Judge Analisa Torres of the U.S. District Court for the Southern District of New York ruled that Ripple’s XRP (XRP) token is not a security, but only regarding programmatic sales on digital asset exchanges. However, the SEC also notched up a victory of its own, with the judge ruling that XRP is a security when sold to institutional investors, as it met the conditions set in the Howey test.
Immediately after the news, Ripple became the fourth-largest cryptocurrency by market capitalization. Mere hours after the ruling, XRP’s market cap surged a whopping $21.2 billion to reach a new yearly high of $46.1 billion, pushing it up from seventh position to beat out Circle’s USD Coin (USDC) and Binance’s BNB (BNB) token in the process.
Industry heavyweights believe the decision will aid crypto exchanges Coinbase and Binance in their respective SEC lawsuits. Tyler Winklevoss, the CEO of cryptocurrency exchange Gemini, said the ruling “decimates” the SEC’s case against Coinbase. His twin brother, Cameron Winklevoss, referred to the ruling as a “watershed moment” that will make it difficult for the SEC to claim authority over cryptocurrencies. United States Senator Cynthia Lummis stated that the verdict reinforces the immediate requirement for Congress to provide a thorough crypto framework that prioritizes the safeguarding of consumers.
South Korea to ask firms to disclose crypto holdings from 2024
South Korea’s Financial Services Commission (FSC) announced a new bill requiring all firms that issue or hold cryptocurrencies like Bitcoin (BTC) to disclose their holdings. The new measures aim to enhance transparency in the accounting and disclosure of crypto assets in line with supervision guidelines that require accounting for each transaction involving crypto.
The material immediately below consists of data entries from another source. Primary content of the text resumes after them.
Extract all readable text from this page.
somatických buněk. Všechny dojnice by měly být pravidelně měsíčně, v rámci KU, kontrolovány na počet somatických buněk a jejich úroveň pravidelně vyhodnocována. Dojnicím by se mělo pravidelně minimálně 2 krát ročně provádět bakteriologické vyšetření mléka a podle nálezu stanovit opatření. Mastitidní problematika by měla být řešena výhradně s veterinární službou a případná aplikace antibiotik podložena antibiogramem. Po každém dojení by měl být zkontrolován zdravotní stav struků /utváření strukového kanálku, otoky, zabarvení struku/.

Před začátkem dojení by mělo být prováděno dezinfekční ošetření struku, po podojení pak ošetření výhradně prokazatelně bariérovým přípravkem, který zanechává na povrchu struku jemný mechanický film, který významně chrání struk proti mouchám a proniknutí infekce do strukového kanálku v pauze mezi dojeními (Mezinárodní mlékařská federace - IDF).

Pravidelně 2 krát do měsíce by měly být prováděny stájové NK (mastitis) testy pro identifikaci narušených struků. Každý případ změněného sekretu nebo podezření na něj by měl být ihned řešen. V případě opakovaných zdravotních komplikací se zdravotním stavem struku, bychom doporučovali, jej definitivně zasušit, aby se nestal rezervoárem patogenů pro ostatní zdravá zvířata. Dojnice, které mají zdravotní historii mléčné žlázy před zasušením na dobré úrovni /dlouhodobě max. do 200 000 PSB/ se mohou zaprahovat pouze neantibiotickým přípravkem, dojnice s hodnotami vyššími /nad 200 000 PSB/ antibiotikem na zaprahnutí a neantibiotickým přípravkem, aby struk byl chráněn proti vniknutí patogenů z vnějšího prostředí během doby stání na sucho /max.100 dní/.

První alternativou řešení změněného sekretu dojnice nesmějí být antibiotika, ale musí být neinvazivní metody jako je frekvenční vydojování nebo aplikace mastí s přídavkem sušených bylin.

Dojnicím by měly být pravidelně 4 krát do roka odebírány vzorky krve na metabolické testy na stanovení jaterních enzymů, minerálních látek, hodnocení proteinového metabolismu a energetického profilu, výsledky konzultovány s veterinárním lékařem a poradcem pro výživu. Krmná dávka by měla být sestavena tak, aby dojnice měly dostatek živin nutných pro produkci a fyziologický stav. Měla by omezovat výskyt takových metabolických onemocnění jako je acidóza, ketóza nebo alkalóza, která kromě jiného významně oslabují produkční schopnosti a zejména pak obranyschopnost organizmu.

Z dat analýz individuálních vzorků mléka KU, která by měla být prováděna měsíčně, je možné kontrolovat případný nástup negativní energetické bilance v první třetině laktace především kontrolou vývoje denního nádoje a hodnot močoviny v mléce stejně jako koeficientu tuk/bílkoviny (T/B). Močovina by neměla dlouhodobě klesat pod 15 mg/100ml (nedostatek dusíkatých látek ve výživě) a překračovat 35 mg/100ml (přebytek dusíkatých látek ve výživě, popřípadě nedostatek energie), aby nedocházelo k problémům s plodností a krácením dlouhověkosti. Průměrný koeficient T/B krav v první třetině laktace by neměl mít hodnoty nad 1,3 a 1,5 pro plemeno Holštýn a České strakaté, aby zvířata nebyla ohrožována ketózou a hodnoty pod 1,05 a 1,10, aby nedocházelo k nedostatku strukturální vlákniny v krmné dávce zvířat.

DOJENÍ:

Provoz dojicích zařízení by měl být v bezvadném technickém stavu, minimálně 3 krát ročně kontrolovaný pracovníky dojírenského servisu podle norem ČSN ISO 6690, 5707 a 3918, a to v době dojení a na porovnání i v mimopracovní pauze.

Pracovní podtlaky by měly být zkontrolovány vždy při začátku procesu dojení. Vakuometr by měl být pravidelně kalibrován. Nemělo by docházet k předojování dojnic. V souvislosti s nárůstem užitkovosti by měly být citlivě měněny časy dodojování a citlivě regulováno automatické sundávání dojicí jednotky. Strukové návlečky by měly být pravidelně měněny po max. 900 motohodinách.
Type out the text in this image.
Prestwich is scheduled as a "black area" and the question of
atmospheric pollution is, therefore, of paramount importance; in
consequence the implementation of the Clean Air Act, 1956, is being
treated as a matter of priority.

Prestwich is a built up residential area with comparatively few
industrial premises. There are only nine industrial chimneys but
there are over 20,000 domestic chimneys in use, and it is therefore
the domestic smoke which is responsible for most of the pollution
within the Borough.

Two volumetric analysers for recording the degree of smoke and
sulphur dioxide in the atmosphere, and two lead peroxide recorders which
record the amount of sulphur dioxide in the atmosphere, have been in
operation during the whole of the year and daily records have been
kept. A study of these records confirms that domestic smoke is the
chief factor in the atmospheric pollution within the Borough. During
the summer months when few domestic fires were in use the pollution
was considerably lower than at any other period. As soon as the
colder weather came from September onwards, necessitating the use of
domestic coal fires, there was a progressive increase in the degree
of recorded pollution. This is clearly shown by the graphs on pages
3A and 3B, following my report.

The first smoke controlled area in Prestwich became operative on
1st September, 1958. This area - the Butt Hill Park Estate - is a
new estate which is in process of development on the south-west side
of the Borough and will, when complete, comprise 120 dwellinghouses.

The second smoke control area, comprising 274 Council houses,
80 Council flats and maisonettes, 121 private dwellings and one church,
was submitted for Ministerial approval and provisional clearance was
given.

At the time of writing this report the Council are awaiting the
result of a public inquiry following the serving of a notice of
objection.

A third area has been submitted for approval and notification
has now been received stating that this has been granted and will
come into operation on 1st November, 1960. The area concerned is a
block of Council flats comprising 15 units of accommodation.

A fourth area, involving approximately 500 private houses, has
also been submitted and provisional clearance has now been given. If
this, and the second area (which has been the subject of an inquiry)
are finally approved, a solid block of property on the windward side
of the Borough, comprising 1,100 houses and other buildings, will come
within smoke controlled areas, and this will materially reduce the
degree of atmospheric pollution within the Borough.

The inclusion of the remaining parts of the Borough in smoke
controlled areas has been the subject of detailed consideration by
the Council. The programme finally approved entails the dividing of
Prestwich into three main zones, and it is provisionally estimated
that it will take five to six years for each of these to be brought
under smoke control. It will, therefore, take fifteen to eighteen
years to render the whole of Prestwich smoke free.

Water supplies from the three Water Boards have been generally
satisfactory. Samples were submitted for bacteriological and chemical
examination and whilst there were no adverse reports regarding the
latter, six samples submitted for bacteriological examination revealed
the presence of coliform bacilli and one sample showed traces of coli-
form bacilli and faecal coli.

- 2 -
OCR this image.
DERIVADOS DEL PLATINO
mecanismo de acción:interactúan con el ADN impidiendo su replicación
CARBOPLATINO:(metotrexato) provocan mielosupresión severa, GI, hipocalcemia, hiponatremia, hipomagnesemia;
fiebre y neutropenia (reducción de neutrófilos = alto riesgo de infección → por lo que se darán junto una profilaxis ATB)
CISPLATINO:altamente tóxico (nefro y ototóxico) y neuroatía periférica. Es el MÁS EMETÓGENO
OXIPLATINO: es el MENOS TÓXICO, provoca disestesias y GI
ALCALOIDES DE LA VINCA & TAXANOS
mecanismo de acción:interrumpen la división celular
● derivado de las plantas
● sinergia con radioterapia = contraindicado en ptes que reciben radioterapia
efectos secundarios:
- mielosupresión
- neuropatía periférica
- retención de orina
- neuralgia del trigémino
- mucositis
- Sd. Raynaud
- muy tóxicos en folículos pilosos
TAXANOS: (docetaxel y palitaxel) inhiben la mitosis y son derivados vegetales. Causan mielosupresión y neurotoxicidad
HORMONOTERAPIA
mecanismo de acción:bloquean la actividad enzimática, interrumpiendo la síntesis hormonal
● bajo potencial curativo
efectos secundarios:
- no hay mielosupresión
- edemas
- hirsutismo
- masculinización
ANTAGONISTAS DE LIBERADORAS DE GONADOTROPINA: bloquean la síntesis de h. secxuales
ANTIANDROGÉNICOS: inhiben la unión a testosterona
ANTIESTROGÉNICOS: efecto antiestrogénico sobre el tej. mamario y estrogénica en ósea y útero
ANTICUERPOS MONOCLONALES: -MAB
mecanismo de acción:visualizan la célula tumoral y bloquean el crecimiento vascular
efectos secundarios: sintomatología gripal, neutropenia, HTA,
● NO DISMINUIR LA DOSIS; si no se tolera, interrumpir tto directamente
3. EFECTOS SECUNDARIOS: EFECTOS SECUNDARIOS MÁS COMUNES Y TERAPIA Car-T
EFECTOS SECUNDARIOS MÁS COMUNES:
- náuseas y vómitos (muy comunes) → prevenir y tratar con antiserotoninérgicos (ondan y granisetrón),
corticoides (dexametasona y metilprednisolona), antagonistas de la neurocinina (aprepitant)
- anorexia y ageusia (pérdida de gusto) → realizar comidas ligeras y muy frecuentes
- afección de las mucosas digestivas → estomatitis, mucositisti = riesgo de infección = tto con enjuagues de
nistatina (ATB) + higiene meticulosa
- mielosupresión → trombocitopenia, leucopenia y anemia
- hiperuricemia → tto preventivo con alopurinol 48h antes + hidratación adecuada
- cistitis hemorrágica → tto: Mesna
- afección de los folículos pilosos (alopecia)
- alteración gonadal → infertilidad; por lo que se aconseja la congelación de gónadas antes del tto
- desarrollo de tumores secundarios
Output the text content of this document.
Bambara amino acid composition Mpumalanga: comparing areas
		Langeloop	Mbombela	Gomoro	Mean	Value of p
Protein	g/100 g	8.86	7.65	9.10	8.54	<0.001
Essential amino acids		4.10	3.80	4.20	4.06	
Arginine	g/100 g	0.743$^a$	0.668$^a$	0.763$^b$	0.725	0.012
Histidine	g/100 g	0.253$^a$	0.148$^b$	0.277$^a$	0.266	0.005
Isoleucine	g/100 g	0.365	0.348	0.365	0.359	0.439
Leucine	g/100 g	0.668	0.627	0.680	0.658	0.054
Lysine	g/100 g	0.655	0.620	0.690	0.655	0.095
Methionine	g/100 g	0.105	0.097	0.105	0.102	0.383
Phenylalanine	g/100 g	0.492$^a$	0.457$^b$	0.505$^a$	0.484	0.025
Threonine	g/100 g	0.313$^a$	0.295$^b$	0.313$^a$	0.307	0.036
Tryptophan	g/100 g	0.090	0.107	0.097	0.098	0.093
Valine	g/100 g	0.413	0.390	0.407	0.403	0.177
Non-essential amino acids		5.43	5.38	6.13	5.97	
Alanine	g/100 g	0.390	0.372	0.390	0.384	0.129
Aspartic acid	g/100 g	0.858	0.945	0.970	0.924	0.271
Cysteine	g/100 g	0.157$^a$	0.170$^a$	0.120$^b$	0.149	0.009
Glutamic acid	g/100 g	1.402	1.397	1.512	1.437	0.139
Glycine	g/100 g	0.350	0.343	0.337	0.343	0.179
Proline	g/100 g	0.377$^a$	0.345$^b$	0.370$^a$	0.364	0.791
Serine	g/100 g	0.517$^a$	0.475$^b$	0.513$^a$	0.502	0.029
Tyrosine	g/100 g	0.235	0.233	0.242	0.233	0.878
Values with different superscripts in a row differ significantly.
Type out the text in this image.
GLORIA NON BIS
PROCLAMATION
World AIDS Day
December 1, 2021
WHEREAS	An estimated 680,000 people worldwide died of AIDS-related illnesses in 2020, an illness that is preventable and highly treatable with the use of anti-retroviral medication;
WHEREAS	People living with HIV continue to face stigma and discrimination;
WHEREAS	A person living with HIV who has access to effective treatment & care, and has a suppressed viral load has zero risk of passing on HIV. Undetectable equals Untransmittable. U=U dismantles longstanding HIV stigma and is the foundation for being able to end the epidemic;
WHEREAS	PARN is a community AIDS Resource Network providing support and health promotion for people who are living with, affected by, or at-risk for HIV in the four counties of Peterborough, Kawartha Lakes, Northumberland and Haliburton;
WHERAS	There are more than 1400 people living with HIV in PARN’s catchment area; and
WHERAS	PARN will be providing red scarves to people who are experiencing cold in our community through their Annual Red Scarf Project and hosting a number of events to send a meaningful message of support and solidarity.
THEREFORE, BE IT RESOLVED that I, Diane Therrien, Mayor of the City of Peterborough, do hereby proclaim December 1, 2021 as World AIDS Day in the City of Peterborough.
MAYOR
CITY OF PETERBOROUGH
The initiative also targets revising accounting standards that obligate disclosure of virtual asset transactions.
First Bitcoin futures contract debuts in Argentina
Argentina welcomed its first Bitcoin futures contract on July 13, three months after the country’s securities watchdog approved the underlying index as part of a strategic innovation agenda. The Bitcoin futures contract will be based on the price of BTC quoted by several market participants providing BTC/ARS trading pairs. All trades will be settled with Argentine pesos, and traders are required to make deposits through bank transfers. According to local media reports, the product will initially be available only to institutional investors. There’s no clear timeline for when retail investors can trade Bitcoin futures contracts in the country.
Former Celsius CEO Alex Mashinsky arrested and charged
The former CEO of now-bankrupt crypto lender Celsius, Alex Mashinsky, was arrested after a probe into the company’s collapse. On the same day, the SEC filed a lawsuit against Mashinsky, charging him for raising “billions of dollars” through unregistered and fraudulent offers, as well as selling “crypto asset securities.” The criminal charges came parallel to those from the Commodity Futures Trading Commission, which announced a complaint against Celsius and Mashinsky on July 13. According to the commission, Celsius allegedly acted as an unregistered commodity pool operator, while Mashinsky was an unregistered associated person of the said operator, which are violations of the Commodity Exchange Act.